Now, we know that fruitcake is no strategy for a grocery chain. But it’s the right start.

Author

  • Garland Pollard

    J. Garland Pollard IV is editor/publisher of BrandlandUSA. Since 2006, the website BrandlandUSA.com has chronicled the history and business of America’s great brands.

21 Comments

  1. Please let me know where Ann Page Mayonaise can be purchased or give us the recipe.
    I refuse to eat any other mayonaise!

    1. Would love to hear that someone would make the old A&P brand
      Allgood bacon,Ann Page mayonnaise and Ann Page Fruitcake,
      they were very tasty products as were many things they carried
      that you can’t find today.
      Evelyn G.

  2. Back in the day, in metro Detroit, that “hick” Farmer Jack meant quality and great pricing for shoppers. It was one of our local supermarket chains that along with Wrigley, Great Scott! and Chatham, are just memories.

    Before A&P bought and ruined the company in the late 1980s, it was owned and operated by the Borman family. My uncle worked his way up from stockboy to produce manager and did well enough to even buy a hobby farm and horses.

    1. so sad I had no idea there was a connection in Detroit. What a muddled mess A&P created by buying all of these other chains and not focusing on their own great brand!

  3. Where can I buy A&P salad dressing or order thru the mail?

  4. I have asked before – if A & P still makes Ann Page Salad Dressing, but have never received an answer. Please let me know if they still make the Salad Dressing, and where it can be purchased.

  5. Does A & P still make ann page salad dressing -if so where can it be purchased?

  6. is ann page salad dressing still available , possibly on line?

  7. Is there still a Anne Page Mayonnaise ??? And if not is it made under a different name ??? And where can I purchase this ??? Is the Product Anne Page discontinued ??? Thank You !!!

  8. do they still make ann page salad dressing under a different brand name?

  9. I am trying to find where I can purchase a Jane
    Parker fruitcake. These were sold in late 50’s
    at the A & P grocery stores in Maryland but I cannot seem to find a web site or store that I can purchase one from Please advise

  10. You can order the Jane Parker fruitcakes at amazon.com. I’m going on a hunch that this is the fruitcake I loved as a child and buying one for myself and another as a possible gift.

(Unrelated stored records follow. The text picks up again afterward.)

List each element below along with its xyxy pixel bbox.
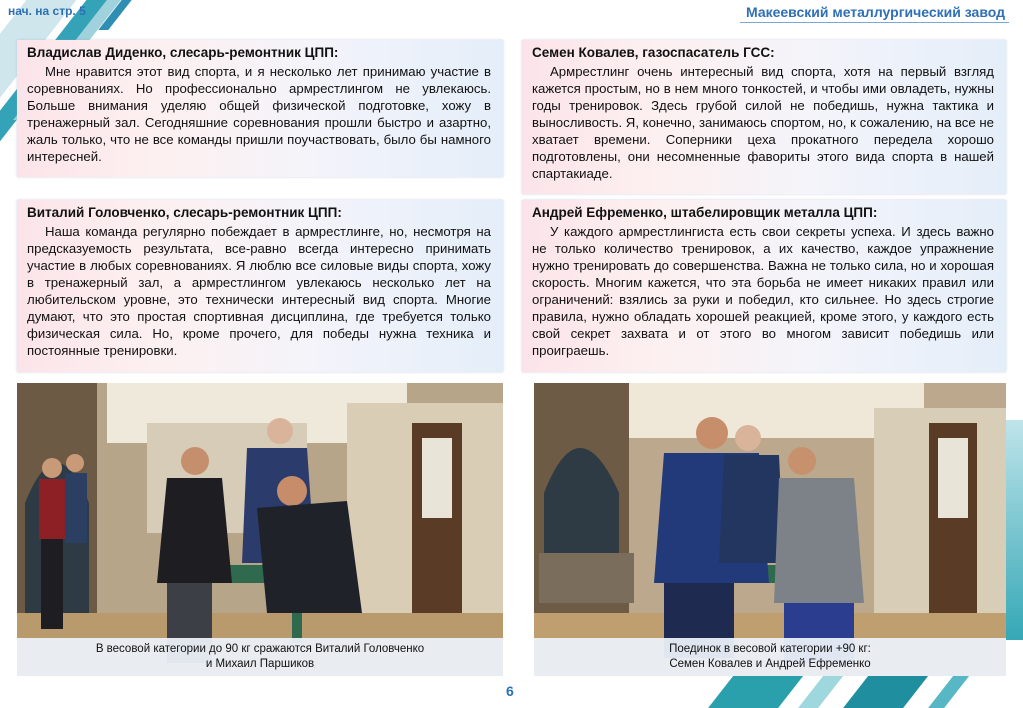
photo-caption	[534, 638, 1006, 676]
photo-armwrestling-over-90	[534, 383, 1006, 676]
caption-line-1: Поединок в весовой категории +90 кг:	[669, 643, 871, 655]
photo-caption	[17, 638, 503, 676]
article-efremenko	[522, 200, 1006, 372]
caption-line-2: Семен Ковалев и Андрей Ефременко	[669, 658, 871, 670]
article-title: Семен Ковалев, газоспасатель ГСС:	[532, 45, 775, 60]
photo-armwrestling-under-90	[17, 383, 503, 676]
article-title: Виталий Головченко, слесарь-ремонтник ЦПП:	[27, 205, 342, 220]
article-didenko	[17, 40, 503, 177]
caption-line-2: и Михаил Паршиков	[205, 658, 315, 670]
caption-line-1: В весовой категории до 90 кг сражаются Виталий Головченко	[95, 643, 425, 655]
article-title: Андрей Ефременко, штабелировщик металла ЦПП:	[532, 205, 878, 220]
decor-right-edge	[1004, 420, 1023, 640]
article-title: Владислав Диденко, слесарь-ремонтник ЦПП:	[27, 45, 339, 60]
article-kovalev	[522, 40, 1006, 194]
header-rule	[740, 22, 1009, 23]
photo-scene	[17, 383, 503, 676]
page-number: 6	[506, 683, 514, 699]
continued-from-label: нач. на стр. 5	[8, 4, 86, 18]
publication-title: Макеевский металлургический завод	[745, 4, 1005, 20]
article-text: У каждого армрестлингиста есть свои секреты успеха. И здесь важно не только количество тренировок, а их качество, каждое упражнение нужно тренировать до совершенства. Важна не только сила, но и хорошая скорость. Многим кажется, что эта борьба не имеет никаких правил или ограничений: взялись за руки и победил, кто сильнее. Но здесь строгие правила, нужно обладать хорошей реакцией, кроме этого, у каждого есть свой секрет захвата и от этого во многом зависит победишь или проиграешь.	[532, 224, 994, 358]
article-text: Мне нравится этот вид спорта, и я несколько лет принимаю участие в соревнованиях. Но профессионально армрестлингом не увлекаюсь. Больше внимания уделяю общей физической подготовке, хожу в тренажерный зал. Сегодняшние соревнования прошли быстро и азартно, жаль только, что не все команды пришли поучаствовать, было бы намного интересней.	[27, 64, 491, 164]
article-text: Наша команда регулярно побеждает в армрестлинге, но, несмотря на предсказуемость результата, все-равно всегда интересно принимать участие в любых соревнованиях. Я люблю все силовые виды спорта, хожу в тренажерный зал, а армрестлингом увлекаюсь несколько лет на любительском уровне, это технически интересный вид спорта. Многие думают, что это простая спортивная дисциплина, где требуется только физическая сила. Но, кроме прочего, для победы нужна техника и постоянные тренировки.	[27, 224, 491, 358]
photo-scene	[534, 383, 1006, 676]
article-golovchenko	[17, 200, 503, 372]
article-text: Армрестлинг очень интересный вид спорта, хотя на первый взгляд кажется простым, но в нем много тонкостей, и чтобы ими овладеть, нужны годы тренировок. Здесь грубой силой не победишь, нужна тактика и выносливость. Я, конечно, занимаюсь спортом, но, к сожалению, на все не хватает времени. Соперники цеха прокатного передела хорошо подготовлены, они несомненные фавориты этого вида спорта в нашей спартакиаде.	[532, 64, 994, 181]
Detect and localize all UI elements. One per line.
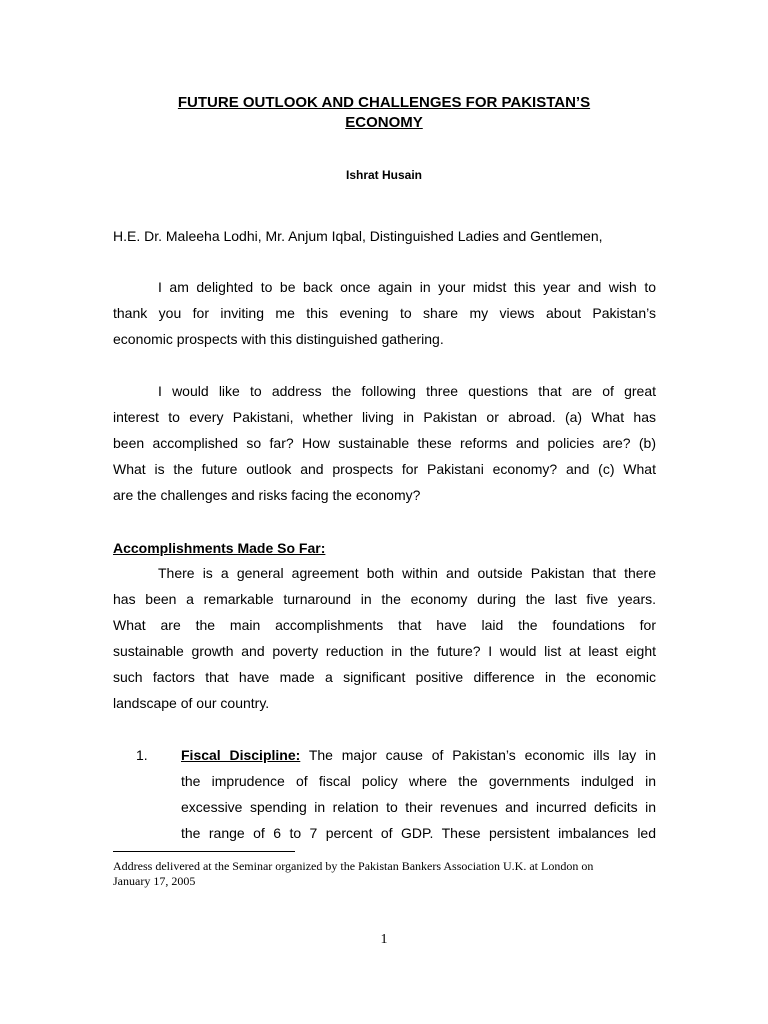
document-title [112,93,656,133]
paragraph-intro [113,274,656,352]
paragraph-line: sustainable growth and poverty reduction in the future? I would list at least eight [113,643,656,659]
section-heading: Accomplishments Made So Far: [113,540,326,556]
title-line-2: ECONOMY [345,114,423,131]
paragraph-line: What is the future outlook and prospects for Pakistani economy? and (c) What [113,461,656,477]
author-name: Ishrat Husain [345,168,423,182]
list-item-line: the range of 6 to 7 percent of GDP. These persistent imbalances led [181,825,656,841]
paragraph-line: has been a remarkable turnaround in the economy during the last five years. [113,591,656,607]
paragraph-line: economic prospects with this distinguished gathering. [113,331,444,347]
paragraph-accomplishments [113,560,656,716]
footnote-line-2: January 17, 2005 [113,874,196,888]
paragraph-line: I am delighted to be back once again in your midst this year and wish to [158,279,656,295]
salutation [113,223,656,249]
list-item-line: the imprudence of fiscal policy where the governments indulged in [181,773,656,789]
paragraph-line: are the challenges and risks facing the economy? [113,487,421,503]
paragraph-line: What are the main accomplishments that have laid the foundations for [113,617,656,633]
paragraph-line: been accomplished so far? How sustainable these reforms and policies are? (b) [113,435,656,451]
paragraph-line: thank you for inviting me this evening to share my views about Pakistan’s [113,305,656,321]
list-item-first-line [181,742,656,768]
list-item-line: excessive spending in relation to their revenues and incurred deficits in [181,799,656,815]
footnote [113,859,673,889]
list-item-body [181,742,656,846]
title-line-1: FUTURE OUTLOOK AND CHALLENGES FOR PAKISTAN’S [177,94,591,111]
paragraph-line: such factors that have made a significant positive difference in the economic [113,669,656,685]
paragraph-questions [113,378,656,508]
paragraph-line: I would like to address the following three questions that are of great [158,383,656,399]
paragraph-line: landscape of our country. [113,695,270,711]
footnote-divider [113,851,295,852]
footnote-line-1: Address delivered at the Seminar organized by the Pakistan Bankers Association U.K. at London on [113,859,594,873]
list-item-number: 1. [136,747,148,763]
salutation-text: H.E. Dr. Maleeha Lodhi, Mr. Anjum Iqbal, Distinguished Ladies and Gentlemen, [113,228,603,244]
paragraph-line: interest to every Pakistani, whether living in Pakistan or abroad. (a) What has [113,409,656,425]
paragraph-line: There is a general agreement both within and outside Pakistan that there [158,565,656,581]
page-number: 1 [380,932,388,947]
list-item-label: Fiscal Discipline: [181,747,301,763]
list-item-first-line-text: The major cause of Pakistan’s economic ills lay in [300,747,657,763]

  11. Lived in Pearl River N.Y. many years.Shoped in Monvale N.J. A& PTO also buy Ann Page dark fruit cake at Christmas time ,loaf size.Can I order by mail or whatever? Ireside in Meredith N,H . 6032794993 or E Mail as shown above .Thank You.

  12. the old jane parker fruit cakes, i do miss .is there any way to order the fruit cake? Please let me know. I also like the spice cake.

  13. Where can I find an A&P store that has The old Jane Parker Fruit cakes/. I miss them at holidays:

    Louis Morse

  14. How can we order either Ann Page or Sultana salad dressing through the mail?

  15. I have 2 11×14 paintings that came from A&P grocery back in the early 60’s. THe girl is holding a bowl of cherries and the boy is holding a piece of pottery. Have you every seen any or would you know a value of them.
    Jean

  16. Where could I purchase the old brand “A&P cream ale?”

  17. Where can I purchase a Jane Parker Fruitcake?

    Norma Barkley
    118 Barkley Lane
    Jeannette, PA 15644

  18. As a business coach and mentor, I’ve read many business case histories, but this one has a personal connection. I remember the smell of fresh ground coffee at every checkout line. A&P was just decades ahead of the coffee boom.

    I was looking for an image of the classic old A&P logo and found this whole story about what has happened to the chain. Could management have made a worse set of decisions? Thank goodness the Eight O’Clock Coffee brand escaped to live on.